Saturday, July 2, 2011

caltrain


Back before efficiency was invented, our Northern California forefathers tried to figure out a way to descend along the peninsula from paradise to the miserable pit of fog known as San Francisco. After a lot of thought and deliberation of convenient alternatives, they eventually decided on Caltrain; coincidentally, also the answer to the Jeopardy clue: "The second worst way to travel in the Bay Area".1

I kiiid, I kiiiid. Caltrain is awesome. Who doesn't like avoiding the pain and misery of driving in traffic? Instead of traveling the peninsula on a freeway clogged with cars traveling at an average speed of 50 MPH, you can sit in the relative comfort of a cloud of diesel fumes while traveling on the baby "bullet" at an average speed of...50 MPH.

If you're not sold by the speed, maybe the price will catch your eye. Instead of forking over $6.50 to terrorist causes via gas purchases for the truck you acquired, not realizing that you would be forced to drive roughly triple what you did when you owned a car that got about a zillion miles per gallon, you can fork over Caltrain fares of...$6.75.

Of course, your fare purchase doesn't go directly to the terrorists, it goes by way of the Clipper card, so named after the ships of yore that took approximately twelve minutes to be scanned by stone-age card readers,2 all while entitled cyclists created a giganto line fumbling for their ever-so-technological cards.3

But, having said all that,4 let me be serious for a moment and state that I do actually love Caltrain. I love it like I love the girl who rejected me that one time: sure, it hates and disappoints me, but I keep on coming back because it's beautiful, it moves with such grace, such fluidity, and maybe, just maybe this time I'll find her a changed woma...er, train.

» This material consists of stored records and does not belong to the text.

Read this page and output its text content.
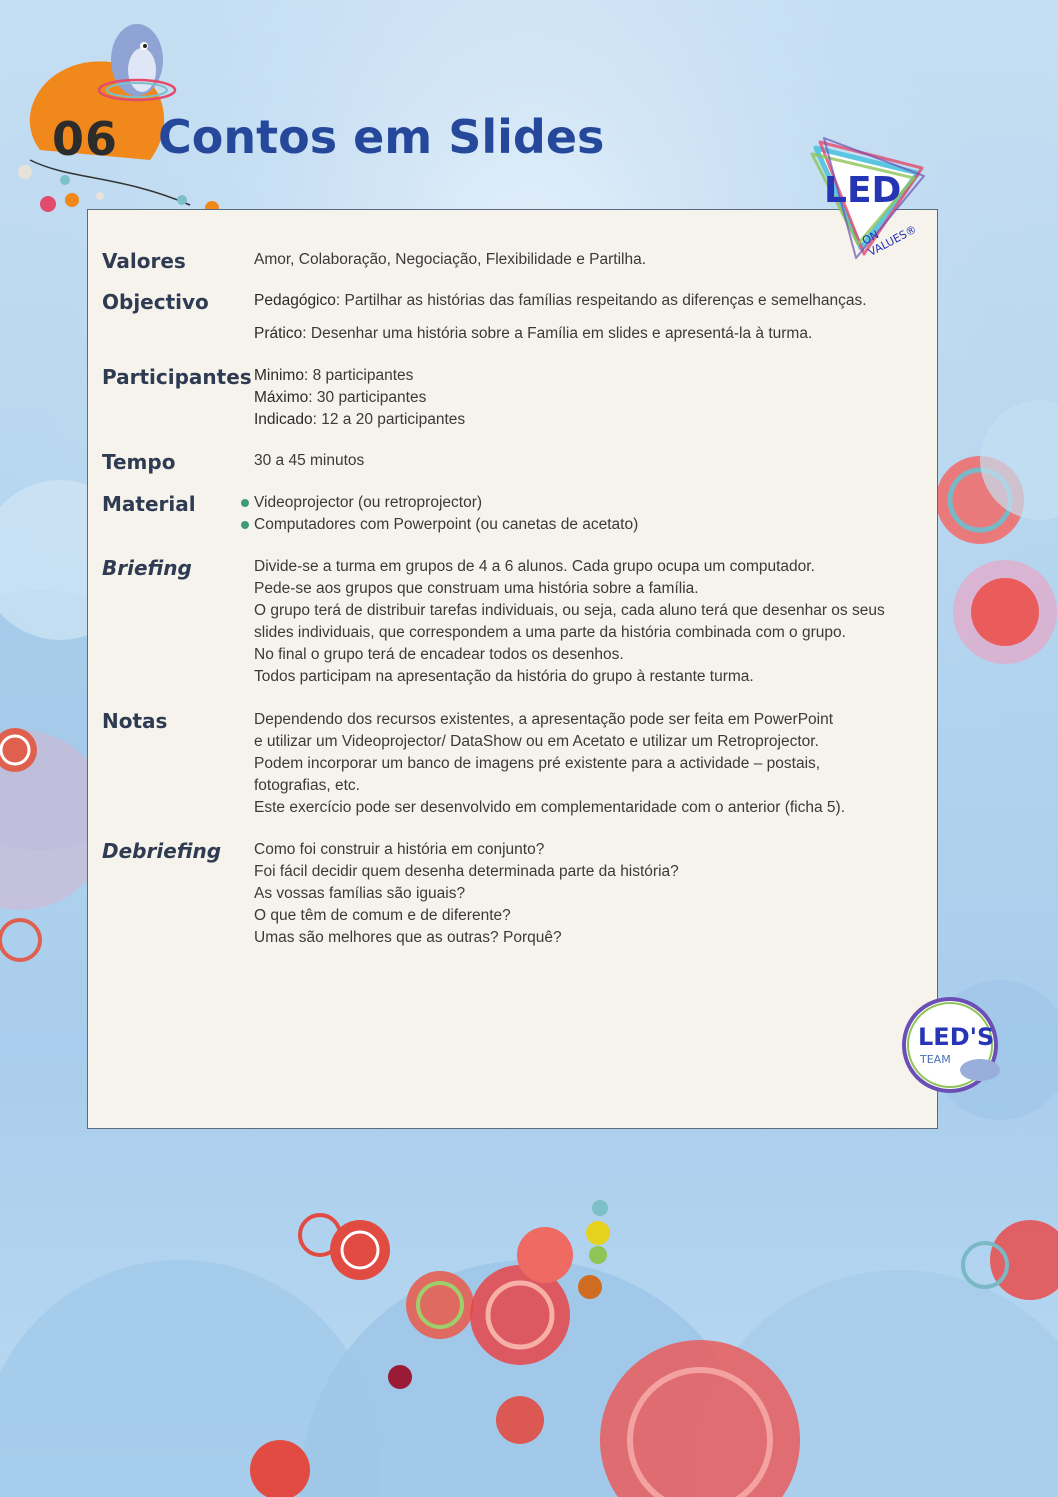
06 Contos em Slides
LED
ON VALUES®
LED'S
TEAM
Valores	Amor, Colaboração, Negociação, Flexibilidade e Partilha.

Objectivo	Pedagógico: Partilhar as histórias das famílias respeitando as diferenças e semelhanças.

Prático: Desenhar uma história sobre a Família em slides e apresentá-la à turma.

Participantes Minimo: 8 participantes

Máximo: 30 participantes

Indicado: 12 a 20 participantes

Tempo	30 a 45 minutos

Material	Videoprojector (ou retroprojector)

Computadores com Powerpoint (ou canetas de acetato)

Briefing	Divide-se a turma em grupos de 4 a 6 alunos. Cada grupo ocupa um computador.

Pede-se aos grupos que construam uma história sobre a família.

O grupo terá de distribuir tarefas individuais, ou seja, cada aluno terá que desenhar os seus

slides individuais, que correspondem a uma parte da história combinada com o grupo.

No final o grupo terá de encadear todos os desenhos.

Todos participam na apresentação da história do grupo à restante turma.

Notas	Dependendo dos recursos existentes, a apresentação pode ser feita em PowerPoint

e utilizar um Videoprojector/ DataShow ou em Acetato e utilizar um Retroprojector.

Podem incorporar um banco de imagens pré existente para a actividade – postais,

fotografias, etc.

Este exercício pode ser desenvolvido em complementaridade com o anterior (ficha 5).

Debriefing	Como foi construir a história em conjunto?

Foi fácil decidir quem desenha determinada parte da história?

As vossas famílias são iguais?

O que têm de comum e de diferente?

Umas são melhores que as outras? Porquê?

1. Bart, Home of the Screaming Banshees™, naturally, being the first. And I realize I just authored a post using the term banshees. I'm sorry. I had a nightmare last night. And I really want to re-watch Darby O'Gill and the Little People. THE BANSHEEEEEEES!
2. Conveniently placed at locations along the platform that make it impossible to catch the train in a hurry, as you are forced to jog along the mile-long platform with your bike, your right leg wrapped in an orange nerd bracelet, helmet flapping on top, while the conductor smiles, chuckles, and closes the doors.
3. The Clipper Card. Motto: a lamer version of London's oyster card.
4. Awkwardly, I am currently writing this on the Caltrain platform, where moments ago some teenaged girl walked up, and, from five feet away, apparently threw her phone at my backpack on the ground. I don't even understand how that was possible.

9 comments:

Michemily said...

I have yet to ride Caltrain. Or even BART, for that matter. Lucky me. Or maybe unlucky me. I do know that every time I relied mainly on public transportation, my life was inundated with interesting stories . . .

Michemily said...

So I came back to see if anyone had responded to one of my comments only to discover that I seem to be the only recent comment-giver. I should either be really embarrassed or really proud of that--I haven't yet decided which.

Aroura said...

I guess you are just a glutton for punishment. If the train went faster for cheaper and welcomed you with open arms, would you still want to ride it?.... I just realized that may have come across a little dirtier than intended given that you compared the train to a woman. oops.

Aroura said...

The above comment, if you didn't get it, is an allusion to the song that embodies your dating perspective. :)

chris said...

michelle: naturally, it means you should be proud.

aroura: I feel stumped. love rollercoaster? obviously my music tastes need to progress past the seventies.

Aroura said...

Love Rollercoaster? Wow, I don't think I even know that song. No, the one with Bronson Pinchot singing "Buddy's Blue's"
This one:

http://www.youtube.com/watch?v=q11DWA1wSVo

The comment will make so much more sense now :)

chris said...

okay, that guy is awesome. I'm totally buying that vest.

Aroura said...

It will get you many many dates I'm sure :)

Sam said...

You leave my sweet, sweet Caltrain alone!